The consequences are brutally real: slower decisions, higher cognitive load, increased error rates and lost lives.

Nexus solves that by offering a single military user interface that integrates with any remote system, from small quadcopters to larger fixed-wing platforms. For manufacturers, it becomes the backbone for autonomy; for AI companies, a plug-in environment where modules become instantly deployable capabilities.

“We turn fragmented control into unified command,” Van den Brekel says. “Speed improves, training cycles shrink, and mission effectiveness increases.”

Miel van den Brekel, Intelic AI, © Nadia ten Wolde

Miel van den Brekel, Intelic AI, © Nadia ten Wolde

A battlefield-proven software strategy

If Intelic’s progress seems rapid, it is because they test and iterate in the harshest environment imaginable: Ukraine. “The first time we went there, our software wasn’t good at all,” Van den Brekel admits. “It was actually horrible. And the Ukrainians wondered: why do these guys keep coming back?”

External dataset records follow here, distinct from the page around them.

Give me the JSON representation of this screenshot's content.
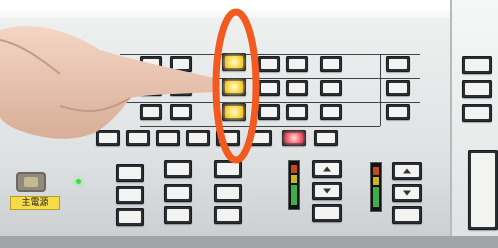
{
  "scene": {
    "description_label": "panel_photo",
    "tag_label": "主電源",
    "highlight_color": "#f25a1f",
    "lit_button_color": "#ffe066",
    "red_button_color": "#ff6b78",
    "status_led_color": "#35e04a"
  },
  "icons": [
    "up-arrow-icon",
    "down-arrow-icon"
  ]
}
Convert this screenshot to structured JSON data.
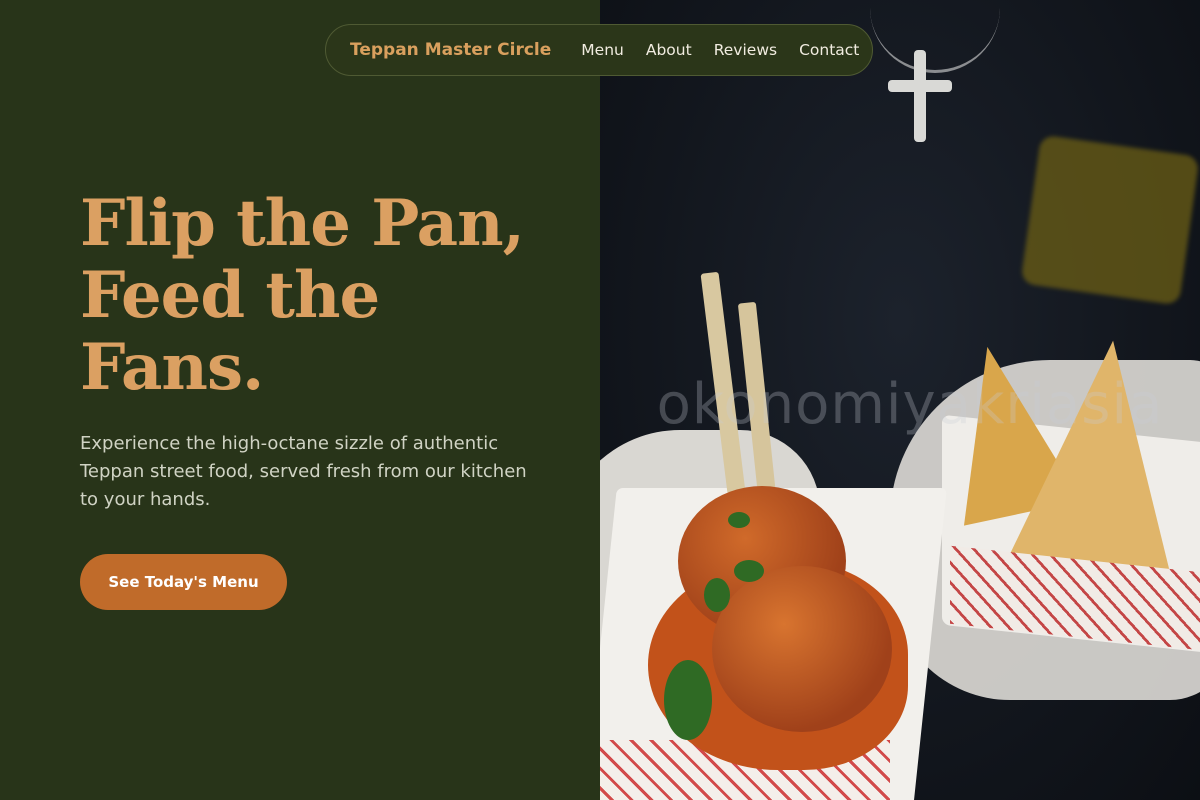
{
  "nav": {
    "brand": "Teppan Master Circle",
    "links": [
      "Menu",
      "About",
      "Reviews",
      "Contact"
    ]
  },
  "hero": {
    "title_lines": [
      "Flip the Pan,",
      "Feed the",
      "Fans."
    ],
    "subtitle": "Experience the high-octane sizzle of authentic Teppan street food, served fresh from our kitchen to your hands.",
    "cta_label": "See Today's Menu"
  },
  "photo": {
    "watermark": "okonomiyakriasia"
  },
  "colors": {
    "background": "#283419",
    "accent": "#dba062",
    "cta": "#c06b2a",
    "text_light": "#f1ece0"
  }
}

The answer: trust. Intelic’s engineering team returns week after week, refining the product with soldiers at the front. Improvements are deployed quickly; feedback loops are relentless. That approach has paid off. This year, Intelic has delivered 1,100 Nexus licenses to Ukrainian units. Next year, that number jumps to 20,000.

“This is where the heart of our company lies,” says Van den Brekel. “Working with brigades, drone companies, and operators who depend on us every day.”

Unlike futuristic visions of drone swarms and full autonomy, Nexus focuses on low-level automation that soldiers actually want: predictable behavior, reliable task execution, and simple training. “You build trust first,” he says. “Then you extend capabilities.”

How it works: autonomy at the edge

During the Q&A, Van den Brekel dives into the technical architecture. Nexus consists of a military user interface and an autonomy agent installed on the drone’s companion computer (Raspberry Pi, Nvidia Jetson, etc.). That onboard agent can automate tasks, integrate with fire teams for last-mile targeting, and collaborate with other drones when radios allow. It supports open standards like MAVLink, PX4, and Ardupilot, but is designed to be modular enough to incorporate whatever protocols the field demands.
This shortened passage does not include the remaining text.